The reality is that most of what they’re offering (certainly text, call, and email encryption) is available already, but the point Silent Circle seems intent on making is that usability is the key to use. The classic example of the ugly fire extinguisher which is hidden away in a back room and is thus useless in an emergency, seems salient here. Silent Phone is partially a technological breakthrough, but it is primarily an innovation in ease of use. Whereas before, total encryption of your phone required some fairly serious tinkering, and virtually always voiding the manufacturer’s warranty, the process here is as simple as installing an app (and paying a subscription fee).
Though it might seem like a simple deferral of the problem (“okay, so now my info is stored at some shady security firm, rather than on my own damn phone”), the company will have no access to encrypted files, as the keys are hosted only on your device and that of your counterpart.
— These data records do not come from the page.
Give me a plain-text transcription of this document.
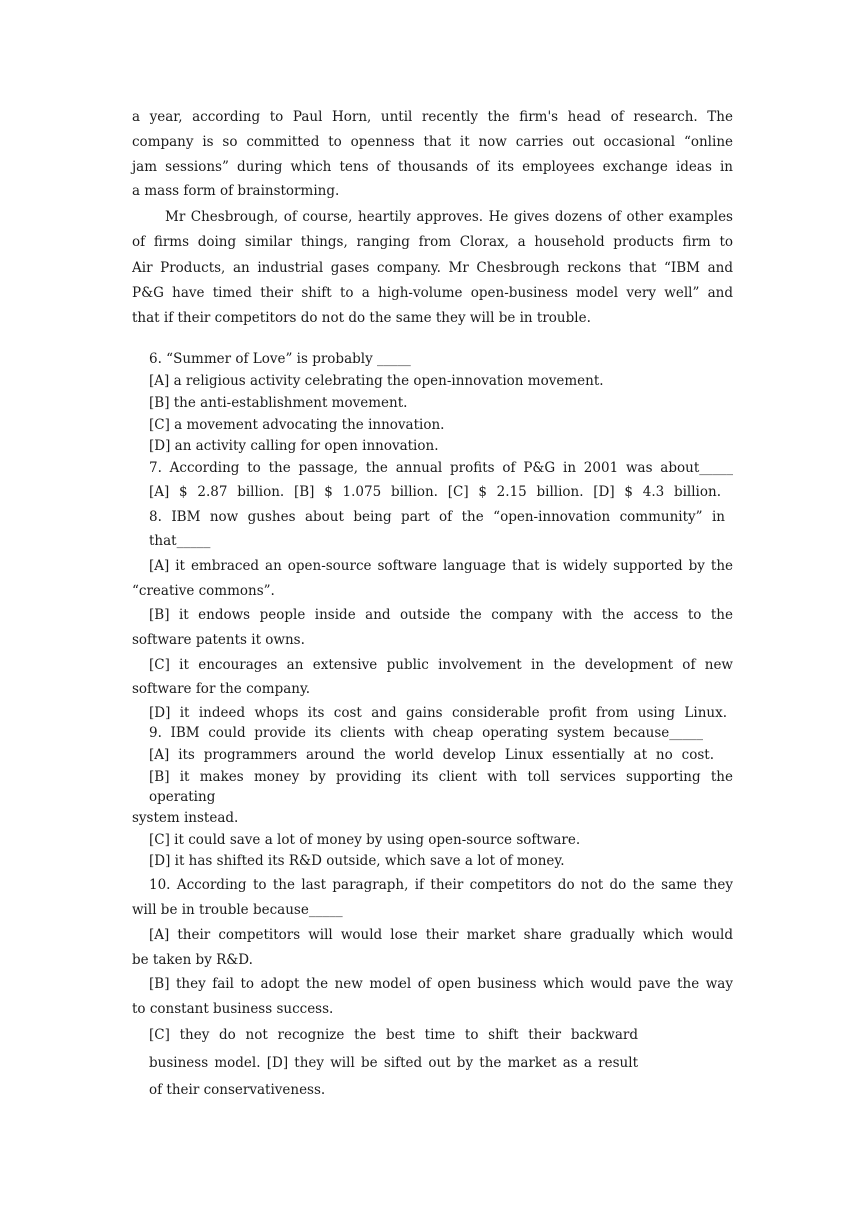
a year, according to Paul Horn, until recently the firm's head of research. The
company is so committed to openness that it now carries out occasional “online
jam sessions” during which tens of thousands of its employees exchange ideas in
a mass form of brainstorming.
Mr Chesbrough, of course, heartily approves. He gives dozens of other examples
of firms doing similar things, ranging from Clorax, a household products firm to
Air Products, an industrial gases company. Mr Chesbrough reckons that “IBM and
P&G have timed their shift to a high-volume open-business model very well” and
that if their competitors do not do the same they will be in trouble.
6. “Summer of Love” is probably _____
[A] a religious activity celebrating the open-innovation movement.
[B] the anti-establishment movement.
[C] a movement advocating the innovation.
[D] an activity calling for open innovation.
7. According to the passage, the annual profits of P&G in 2001 was about_____
[A] $ 2.87 billion. [B] $ 1.075 billion. [C] $ 2.15 billion. [D] $ 4.3 billion.
8. IBM now gushes about being part of the “open-innovation community” in
that_____
[A] it embraced an open-source software language that is widely supported by the
“creative commons”.
[B] it endows people inside and outside the company with the access to the
software patents it owns.
[C] it encourages an extensive public involvement in the development of new
software for the company.
[D] it indeed whops its cost and gains considerable profit from using Linux.
9. IBM could provide its clients with cheap operating system because_____
[A] its programmers around the world develop Linux essentially at no cost.
[B] it makes money by providing its client with toll services supporting the
operating
system instead.
[C] it could save a lot of money by using open-source software.
[D] it has shifted its R&D outside, which save a lot of money.
10. According to the last paragraph, if their competitors do not do the same they
will be in trouble because_____
[A] their competitors will would lose their market share gradually which would
be taken by R&D.
[B] they fail to adopt the new model of open business which would pave the way
to constant business success.
[C] they do not recognize the best time to shift their backward
business model. [D] they will be sifted out by the market as a result
of their conservativeness.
Once your communication is finished, the keys are deleted and new ones are generated next time. It’s interesting that, given the influx of military talent, Silent Circle has retained all of Zimmerman’s famous disdain for the government’s information security apparatus. The company promises not to bend to any government requests for information, and has in any case designed their system so as to make such disclosure impossible on their part. The most they could disclose is subscriber information. Whereas many encryption standards have “backdoors” built for use by legal authorities, Silent Phone professes to be your personal, impenetrable bulwark.
It’s not surprising that the company sees its role in such a politicized way, since several of its founding members have made careers out of “undermining national security” and “enabling criminal communication.” For their part, Silent Circle makes reference to leaks and whistle-blowing as important uses for encryption, as well as international activism. Janke claims that their encryption helped journalists send out video of Sudanese human right violations, and after the files had been sent, all trace was “burned” from the transmitting device. This means that it was deleted, then thrice overwritten with noise. No trace of the video was found by Sudanese authorities, and they were allowed to go about their business.
Currently, file transfers are capped at 60MB, a somewhat prohibitive number that is likely the result of PGP’s most notorious drawback: it’s really quite slow. That’s the primary reason an “encrypted internet” will require more than just hardware and usability advances. The algorithms themselves are beginning to lag behind, and for all Silent Circle’s talk about revolutionary routing algorithms, only time will tell if their servers are ready for the onslaught. Latency-free video calling is no trivial technical feat, and to handle potentially thousands of these calls simultaneously, all encrypted and streamed without interference from further storms of voice calls, emails, text messages, and regular old file transfers will be impressive, if achieved.